“I often see some of the world’s most beautiful jewellery just at family dinners. My mother and grandmother have exceptional collections,” says Rachel Slack, the great granddaughter of Ernest Oppenheimer. While her family is no longer the managing shareholder of De Beers, having sold its stake to Anglo American, Slack is carrying the Oppenheimer legacy into the future with diamonds as her guiding light.
“I’ve grown up with diamonds and talk of diamonds. I was brought up to have a love and reverence for these mysterious stones. It’s about values and timelessness. But above all, diamonds represent love,” says Slack, the business partner of Jessica Mccormack, jewellery designer to the stars (Rihanna was her first customer and Madonna is a fan).
“I met Jessica in 2006 when I commissioned her to design a pair of diamond earrings using millennium diamonds given to me by my grandfather, Harry,” says Slack. The stones were from De Beers’ Millennium Collection, released in 1999 for the arrival of the new millennium. Mccormack was working at the time from a tiny studio at London’s Hatton Garden diamond market. “It was charming and littered with sketches of diamond earrings, diamond hair pieces, diamond necklaces,” remembers Slack. “It was heaven. We both immediately discovered that we shared a great passion for diamonds.”

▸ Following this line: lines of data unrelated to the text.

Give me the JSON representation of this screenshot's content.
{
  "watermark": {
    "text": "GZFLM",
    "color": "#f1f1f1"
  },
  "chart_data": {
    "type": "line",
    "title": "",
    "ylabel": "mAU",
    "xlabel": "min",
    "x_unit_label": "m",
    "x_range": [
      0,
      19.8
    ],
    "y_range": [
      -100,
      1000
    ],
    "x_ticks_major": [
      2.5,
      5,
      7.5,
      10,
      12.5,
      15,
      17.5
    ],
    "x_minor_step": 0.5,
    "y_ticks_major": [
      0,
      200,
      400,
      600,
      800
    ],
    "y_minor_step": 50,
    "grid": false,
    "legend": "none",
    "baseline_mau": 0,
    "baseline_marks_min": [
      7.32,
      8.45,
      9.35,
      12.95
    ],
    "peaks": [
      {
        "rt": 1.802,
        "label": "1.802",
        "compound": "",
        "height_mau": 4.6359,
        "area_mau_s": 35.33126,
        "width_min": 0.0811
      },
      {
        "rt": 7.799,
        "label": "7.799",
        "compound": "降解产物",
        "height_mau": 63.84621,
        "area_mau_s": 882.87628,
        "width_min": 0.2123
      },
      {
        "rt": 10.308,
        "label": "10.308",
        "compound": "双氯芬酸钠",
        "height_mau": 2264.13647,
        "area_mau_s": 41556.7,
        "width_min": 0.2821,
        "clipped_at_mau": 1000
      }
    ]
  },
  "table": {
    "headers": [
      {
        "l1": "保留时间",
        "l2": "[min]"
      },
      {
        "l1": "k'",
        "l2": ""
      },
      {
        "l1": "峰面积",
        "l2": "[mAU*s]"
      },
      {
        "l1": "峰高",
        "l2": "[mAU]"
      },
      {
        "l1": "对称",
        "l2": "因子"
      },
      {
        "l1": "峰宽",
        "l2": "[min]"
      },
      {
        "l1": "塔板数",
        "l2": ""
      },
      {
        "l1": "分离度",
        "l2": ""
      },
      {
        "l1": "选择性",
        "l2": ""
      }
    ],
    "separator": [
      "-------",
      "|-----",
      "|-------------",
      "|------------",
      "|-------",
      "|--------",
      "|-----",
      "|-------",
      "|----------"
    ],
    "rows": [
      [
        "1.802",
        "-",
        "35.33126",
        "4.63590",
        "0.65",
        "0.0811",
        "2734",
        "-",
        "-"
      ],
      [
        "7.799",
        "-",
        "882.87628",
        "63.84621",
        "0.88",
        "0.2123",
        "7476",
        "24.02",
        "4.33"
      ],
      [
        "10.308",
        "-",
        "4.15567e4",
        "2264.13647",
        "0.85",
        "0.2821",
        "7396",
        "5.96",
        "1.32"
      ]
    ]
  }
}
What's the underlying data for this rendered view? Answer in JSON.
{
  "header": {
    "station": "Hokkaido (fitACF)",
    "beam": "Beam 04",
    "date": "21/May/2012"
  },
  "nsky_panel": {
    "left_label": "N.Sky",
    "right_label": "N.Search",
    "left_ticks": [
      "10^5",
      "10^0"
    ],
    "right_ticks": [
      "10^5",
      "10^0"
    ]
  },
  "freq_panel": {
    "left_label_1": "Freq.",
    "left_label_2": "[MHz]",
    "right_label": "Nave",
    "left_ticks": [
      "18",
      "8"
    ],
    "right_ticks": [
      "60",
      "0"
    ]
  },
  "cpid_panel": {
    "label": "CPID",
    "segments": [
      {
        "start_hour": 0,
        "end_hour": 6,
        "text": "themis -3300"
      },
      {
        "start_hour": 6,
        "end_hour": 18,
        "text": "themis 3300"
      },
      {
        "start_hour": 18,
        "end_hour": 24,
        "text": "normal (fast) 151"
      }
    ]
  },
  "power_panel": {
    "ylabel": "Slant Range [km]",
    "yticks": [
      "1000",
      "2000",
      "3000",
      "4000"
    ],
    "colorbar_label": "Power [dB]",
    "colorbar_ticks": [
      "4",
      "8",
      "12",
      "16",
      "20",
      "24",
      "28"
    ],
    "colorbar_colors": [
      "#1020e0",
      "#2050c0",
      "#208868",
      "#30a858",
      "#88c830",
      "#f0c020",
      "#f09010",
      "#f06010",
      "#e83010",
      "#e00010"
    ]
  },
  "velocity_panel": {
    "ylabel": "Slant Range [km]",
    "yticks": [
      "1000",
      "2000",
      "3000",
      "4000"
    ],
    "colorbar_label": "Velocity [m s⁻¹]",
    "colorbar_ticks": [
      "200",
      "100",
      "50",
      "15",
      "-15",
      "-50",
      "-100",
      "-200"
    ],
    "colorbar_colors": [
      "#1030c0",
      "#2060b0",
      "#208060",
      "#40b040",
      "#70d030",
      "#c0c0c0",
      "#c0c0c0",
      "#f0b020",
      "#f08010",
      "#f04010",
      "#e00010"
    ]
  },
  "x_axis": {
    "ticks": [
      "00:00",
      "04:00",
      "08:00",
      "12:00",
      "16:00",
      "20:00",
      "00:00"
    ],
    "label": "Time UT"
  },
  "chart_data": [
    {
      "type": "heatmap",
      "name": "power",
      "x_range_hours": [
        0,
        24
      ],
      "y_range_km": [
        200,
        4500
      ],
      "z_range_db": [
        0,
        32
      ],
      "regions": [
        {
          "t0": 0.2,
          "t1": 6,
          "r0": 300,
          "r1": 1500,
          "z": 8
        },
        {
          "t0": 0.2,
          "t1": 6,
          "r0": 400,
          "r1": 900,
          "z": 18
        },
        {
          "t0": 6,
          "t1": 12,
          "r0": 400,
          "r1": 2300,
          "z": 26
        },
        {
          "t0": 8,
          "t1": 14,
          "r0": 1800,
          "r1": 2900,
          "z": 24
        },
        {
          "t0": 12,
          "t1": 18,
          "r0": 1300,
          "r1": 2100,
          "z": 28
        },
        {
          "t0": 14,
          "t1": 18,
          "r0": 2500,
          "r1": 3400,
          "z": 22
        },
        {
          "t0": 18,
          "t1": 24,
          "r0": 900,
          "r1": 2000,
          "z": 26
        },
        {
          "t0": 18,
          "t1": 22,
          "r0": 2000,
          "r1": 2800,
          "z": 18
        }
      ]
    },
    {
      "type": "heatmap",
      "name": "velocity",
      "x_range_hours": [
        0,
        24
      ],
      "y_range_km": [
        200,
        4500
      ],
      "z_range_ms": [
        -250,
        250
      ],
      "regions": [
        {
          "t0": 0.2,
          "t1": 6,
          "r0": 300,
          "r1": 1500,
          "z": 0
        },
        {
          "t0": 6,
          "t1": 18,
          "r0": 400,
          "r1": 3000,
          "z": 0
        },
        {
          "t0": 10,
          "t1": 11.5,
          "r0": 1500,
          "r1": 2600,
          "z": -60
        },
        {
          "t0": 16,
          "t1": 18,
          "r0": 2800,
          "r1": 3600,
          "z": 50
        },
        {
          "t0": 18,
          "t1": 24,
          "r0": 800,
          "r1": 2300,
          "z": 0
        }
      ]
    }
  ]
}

Four years later Slack joined Mccormack as her business partner. Their company operates like a small family firm, with wealthy collectors commissioning bespoke pieces. “We have purposely grown slowly and steadily over the last few years. To us it is all about quality, not quantity,” says Slack. “We are in this business for the long term.” The Jessica Mccormack salon, which opened in London in 2013, is the only place their jewellery is sold.